Thirty years ago, a college kid in Kentucky was caught growing marijuana plants in his closet. That turned him into a convicted felon, and though he’s been on the right side of the law ever since, he still can’t vote. On any job application, he must check the box next to “Have you ever been convicted of a felony?”
All this misery for growing a plant whose leaves the past three presidents admit having smoked.
We know this story because Sen. Rand Paul of Kentucky keeps telling it. That a Southern Republican probably running for president is condemning such prosecutions as unfair speaks volumes on the collapsing support for the war on marijuana — part of the larger war on drugs.

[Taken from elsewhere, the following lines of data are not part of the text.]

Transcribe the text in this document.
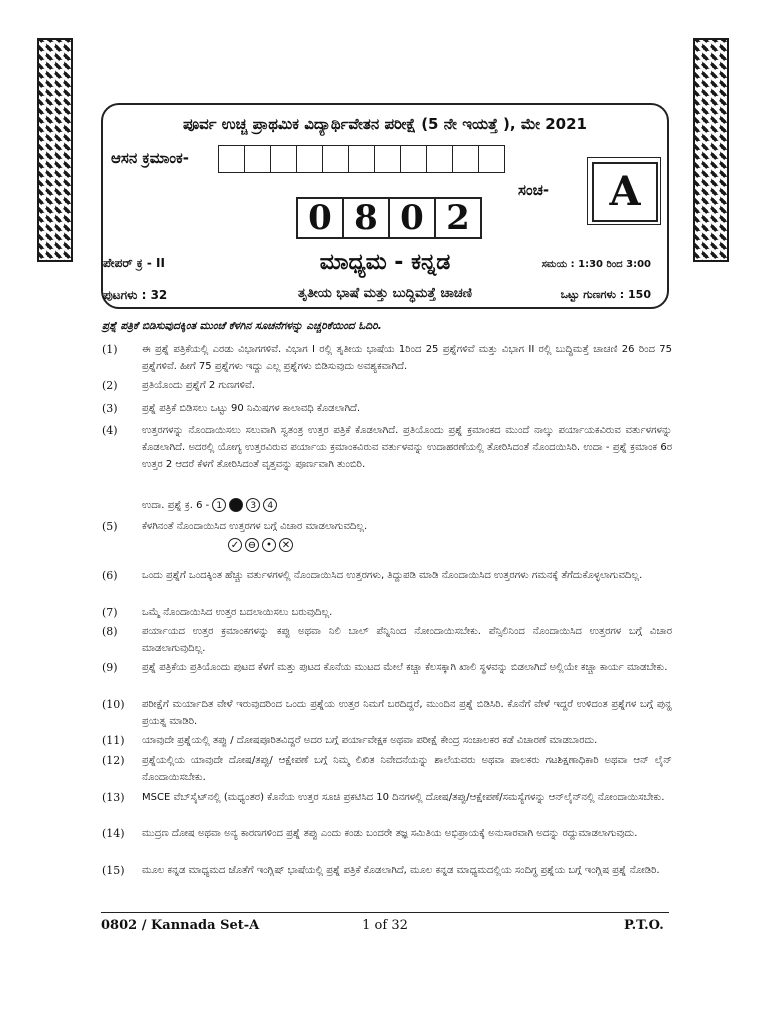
ಪೂರ್ವ ಉಚ್ಚ ಪ್ರಾಥಮಿಕ ವಿದ್ಯಾರ್ಥಿವೇತನ ಪರೀಕ್ಷೆ (5 ನೇ ಇಯತ್ತೆ ), ಮೇ 2021
ಆಸನ ಕ್ರಮಾಂಕ-
0 8 0 2
ಸಂಚ-	A
ಮಾಧ್ಯಮ - ಕನ್ನಡ
ಪೇಪರ್ ಕ್ರ - II	ಸಮಯ : 1:30 ರಿಂದ 3:00
ಪುಟಗಳು : 32	ತೃತೀಯ ಭಾಷೆ ಮತ್ತು ಬುದ್ಧಿಮತ್ತೆ ಚಾಚಣಿ	ಒಟ್ಟು ಗುಣಗಳು : 150
ಪ್ರಶ್ನೆ ಪತ್ರಿಕೆ ಬಿಡಿಸುವುದಕ್ಕಿಂತ ಮುಂಚೆ ಕೆಳಗಿನ ಸೂಚನೆಗಳನ್ನು ಎಚ್ಚರಿಕೆಯಿಂದ ಓದಿರಿ.
(1) ಈ ಪ್ರಶ್ನೆ ಪತ್ರಿಕೆಯಲ್ಲಿ ಎರಡು ವಿಭಾಗಗಳಿವೆ. ವಿಭಾಗ I ರಲ್ಲಿ ತೃತೀಯ ಭಾಷೆಯ 1ರಿಂದ 25 ಪ್ರಶ್ನೆಗಳಿವೆ ಮತ್ತು ವಿಭಾಗ II ರಲ್ಲಿ ಬುದ್ಧಿಮತ್ತೆ ಚಾಚಣಿ 26 ರಿಂದ 75 ಪ್ರಶ್ನೆಗಳಿವೆ. ಹೀಗೆ 75 ಪ್ರಶ್ನೆಗಳು ಇದ್ದು ಎಲ್ಲ ಪ್ರಶ್ನೆಗಳು ಬಿಡಿಸುವುದು ಅವಶ್ಯಕವಾಗಿದೆ.
(2) ಪ್ರತಿಯೊಂದು ಪ್ರಶ್ನೆಗೆ 2 ಗುಣಗಳಿವೆ.
(3) ಪ್ರಶ್ನೆ ಪತ್ರಿಕೆ ಬಿಡಿಸಲು ಒಟ್ಟು 90 ನಿಮಿಷಗಳ ಕಾಲಾವಧಿ ಕೊಡಲಾಗಿದೆ.
(4) ಉತ್ತರಗಳನ್ನು ನೊಂದಾಯಿಸಲು ಸಲುವಾಗಿ ಸ್ವತಂತ್ರ ಉತ್ತರ ಪತ್ರಿಕೆ ಕೊಡಲಾಗಿದೆ. ಪ್ರತಿಯೊಂದು ಪ್ರಶ್ನೆ ಕ್ರಮಾಂಕದ ಮುಂದೆ ನಾಲ್ಕು ಪರ್ಯಾಯಕವಿರುವ ವರ್ತುಳಗಳನ್ನು ಕೊಡಲಾಗಿದೆ. ಅದರಲ್ಲಿ ಯೋಗ್ಯ ಉತ್ತರವಿರುವ ಪರ್ಯಾಯ ಕ್ರಮಾಂಕವಿರುವ ವರ್ತುಳವನ್ನು ಉದಾಹರಣೆಯಲ್ಲಿ ತೋರಿಸಿದಂತೆ ನೊಂದಯಿಸಿರಿ. ಉದಾ - ಪ್ರಶ್ನೆ ಕ್ರಮಾಂಕ 6ರ ಉತ್ತರ 2 ಆದರೆ ಕೆಳಗೆ ತೋರಿಸಿದಂತೆ ವೃತ್ತವನ್ನು ಪೂರ್ಣವಾಗಿ ತುಂಬಿರಿ.
ಉದಾ. ಪ್ರಶ್ನೆ ಕ್ರ. 6 - 1	3	4
(5) ಕೆಳಗಿನಂತೆ ನೊಂದಾಯಿಸಿದ ಉತ್ತರಗಳ ಬಗ್ಗೆ ವಿಚಾರ ಮಾಡಲಾಗುವದಿಲ್ಲ.
✓ ⊖ • ✕
(6) ಒಂದು ಪ್ರಶ್ನೆಗೆ ಒಂದಕ್ಕಿಂತ ಹೆಚ್ಚು ವರ್ತುಳಗಳಲ್ಲಿ ನೊಂದಾಯಿಸಿದ ಉತ್ತರಗಳು, ತಿದ್ದುಪಡಿ ಮಾಡಿ ನೊಂದಾಯಿಸಿದ ಉತ್ತರಗಳು ಗಮನಕ್ಕೆ ತೆಗೆದುಕೊಳ್ಳಲಾಗುವದಿಲ್ಲ.
(7) ಒಮ್ಮೆ ನೊಂದಾಯಿಸಿದ ಉತ್ತರ ಬದಲಾಯಿಸಲು ಬರುವುದಿಲ್ಲ.
(8) ಪರ್ಯಾಯದ ಉತ್ತರ ಕ್ರಮಾಂಕಗಳನ್ನು ಕಪ್ಪು ಅಥವಾ ನಿಲಿ ಬಾಲ್ ಪೆನ್ನಿನಿಂದ ನೋಂದಾಯಿಸಬೇಕು. ಪೆನ್ಸಿಲಿನಿಂದ ನೊಂದಾಯಿಸಿದ ಉತ್ತರಗಳ ಬಗ್ಗೆ ವಿಚಾರ ಮಾಡಲಾಗುವುದಿಲ್ಲ.
(9) ಪ್ರಶ್ನೆ ಪತ್ರಿಕೆಯ ಪ್ರತಿಯೊಂದು ಪುಟದ ಕೆಳಗೆ ಮತ್ತು ಪುಟದ ಕೊನೆಯ ಮುಟದ ಮೇಲೆ ಕಚ್ಚಾ ಕೆಲಸಕ್ಕಾಗಿ ಖಾಲಿ ಸ್ಥಳವನ್ನು ಬಿಡಲಾಗಿದೆ ಅಲ್ಲಿಯೇ ಕಚ್ಚಾ ಕಾರ್ಯ ಮಾಡಬೇಕು.
(10) ಪರೀಕ್ಷೆಗೆ ಮರ್ಯಾದಿತ ವೇಳೆ ಇರುವುದರಿಂದ ಒಂದು ಪ್ರಶ್ನೆಯ ಉತ್ತರ ನಿಮಗೆ ಬರದಿದ್ದರೆ, ಮುಂದಿನ ಪ್ರಶ್ನೆ ಬಿಡಿಸಿರಿ. ಕೊನೆಗೆ ವೇಳೆ ಇದ್ದರೆ ಉಳಿದಂತ ಪ್ರಶ್ನೆಗಳ ಬಗ್ಗೆ ಪುನ್ಹ ಪ್ರಯತ್ನ ಮಾಡಿರಿ.
(11) ಯಾವುದೇ ಪ್ರಶ್ನೆಯಲ್ಲಿ ತಪ್ಪು / ದೋಷಪೂರಿತವಿದ್ದರೆ ಅದರ ಬಗ್ಗೆ ಪರ್ಯಾವೇಕ್ಷಕ ಅಥವಾ ಪರೀಕ್ಷೆ ಕೇಂದ್ರ ಸಂಚಾಲಕರ ಕಡೆ ವಿಚಾರಣೆ ಮಾಡಬಾರದು.
(12) ಪ್ರಶ್ನೆಯಲ್ಲಿಯ ಯಾವುದೇ ದೋಷ/ತಪ್ಪು/ ಆಕ್ಷೇಪಣೆ ಬಗ್ಗೆ ನಿಮ್ಮ ಲಿಖಿತ ನಿವೇದನೆಯನ್ನು ಶಾಲೆಯವರು ಅಥವಾ ಪಾಲಕರು ಗಟಶಿಕ್ಷಣಾಧಿಕಾರಿ ಅಥವಾ ಆನ್ ಲೈನ್ ನೊಂದಾಯಿಸಬೇಕು.
(13) MSCE ವೆಬ್‌ಸೈಟ್‌ನಲ್ಲಿ (ಮಧ್ಯಂತರ) ಕೊನೆಯ ಉತ್ತರ ಸೂಚಿ ಪ್ರಕಟಿಸಿದ 10 ದಿನಗಳಲ್ಲಿ ದೋಷ/ತಪ್ಪು/ಆಕ್ಷೇಪಣೆ/ಸಮಸ್ಯೆಗಳನ್ನು ಆನ್‌ಲೈನ್‌ನಲ್ಲಿ ನೋಂದಾಯಿಸಬೇಕು.
(14) ಮುದ್ರಣ ದೋಷ ಅಥವಾ ಅನ್ಯ ಕಾರಣಗಳಿಂದ ಪ್ರಶ್ನೆ ತಪ್ಪು ಎಂದು ಕಂಡು ಬಂದರೇ ತಜ್ಞ ಸಮಿತಿಯ ಅಭಿಪ್ರಾಯಕ್ಕೆ ಅನುಸಾರವಾಗಿ ಅದನ್ನು ರದ್ದುಮಾಡಲಾಗುವುದು.
(15) ಮೂಲ ಕನ್ನಡ ಮಾಧ್ಯಮದ ಜೊತೆಗೆ ಇಂಗ್ಲಿಷ್ ಭಾಷೆಯಲ್ಲಿ ಪ್ರಶ್ನೆ ಪತ್ರಿಕೆ ಕೊಡಲಾಗಿದೆ, ಮೂಲ ಕನ್ನಡ ಮಾಧ್ಯಮದಲ್ಲಿಯ ಸಂದಿಗ್ಧ ಪ್ರಶ್ನೆಯ ಬಗ್ಗೆ ಇಂಗ್ಲಿಷ ಪ್ರಶ್ನೆ ನೋಡಿರಿ.
0802 / Kannada Set-A	1 of 32	P.T.O.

Two states, Colorado and Washington, have already legalized recreational pot. And the Colorado Supreme Court has been considering a question no one would have dreamed of asking two decades ago: whether an employer may fire a worker for smoking pot.
So what do we do about the rest of the war — the war on heroin, cocaine, methamphetamine and the other nastier stuff? The answer is legalize them, too.
“What is the benefit, what have we derived from this drug war that even begins to offset the horrors we inflict on ourselves via this policy?” asks Dean Becker, a legalization advocate. He is editor of “To End the War on Drugs,” a collection of politically diverse views published by Rice University’s Baker Institute for Public Policy.
Over the past 40 years, the war has put more than 45 million Americans under arrest and cost taxpayers $1 trillion. And what do we have to show for it? Drugs on the street are cheaper, more powerful and more abundant than ever.
The war has fueled gang wars in our cities and enriched the criminal foreign cartels. It has created a vile class system, turning millions of poor and working-class Americans into felons while largely turning a blind eye toward users of the same drugs in suburban cul-de-sacs.
And again, it’s all been for naught. This summer, counties circling Houston, where Becker lives, have seen eight busts of major marijuana growing operations. Law enforcement just stumbled across them.
“There are some indications they were run by Mexicans sent by the cartels,” Becker, formerly a member of the U.S. Air Force security police, told me.
And what does the arrest of a drug trafficker do? It creates more business for the other drug traffickers.
As the conservative economist Milton Friedman once put it, “if you look at the drug war from a purely economic point of view, the role of the government is to protect the drug cartel.”
Wouldn’t legalizing all drugs set off a new explosion of drug use? Good question. Undoubtedly, some would try drugs for the first time. But regulating the sale could limit the problems. Portugal decriminalized drugs in 2000 and saw little rise in use.
Becker is not a big fan of small steps in easing the drug laws, though he thinks that’s better than nothing. He wants full legalization.
Just decriminalizing drugs — that is, not arresting people possessing them but keeping their sale illegal — does not take criminals out of the business. And it stands in the way of regulating the drug-making now done by untrained chemists in primitive labs. Furthermore, illegal businesses don’t get taxed.
Prohibition of the 1920s was “decrim.” Alcoholic beverages couldn’t be legally sold, but one could drink them at home. A lot of good that did.
Make drugs legal; regulate them; and tax them. The final destination for the war on drugs should be oblivion, the sooner the better.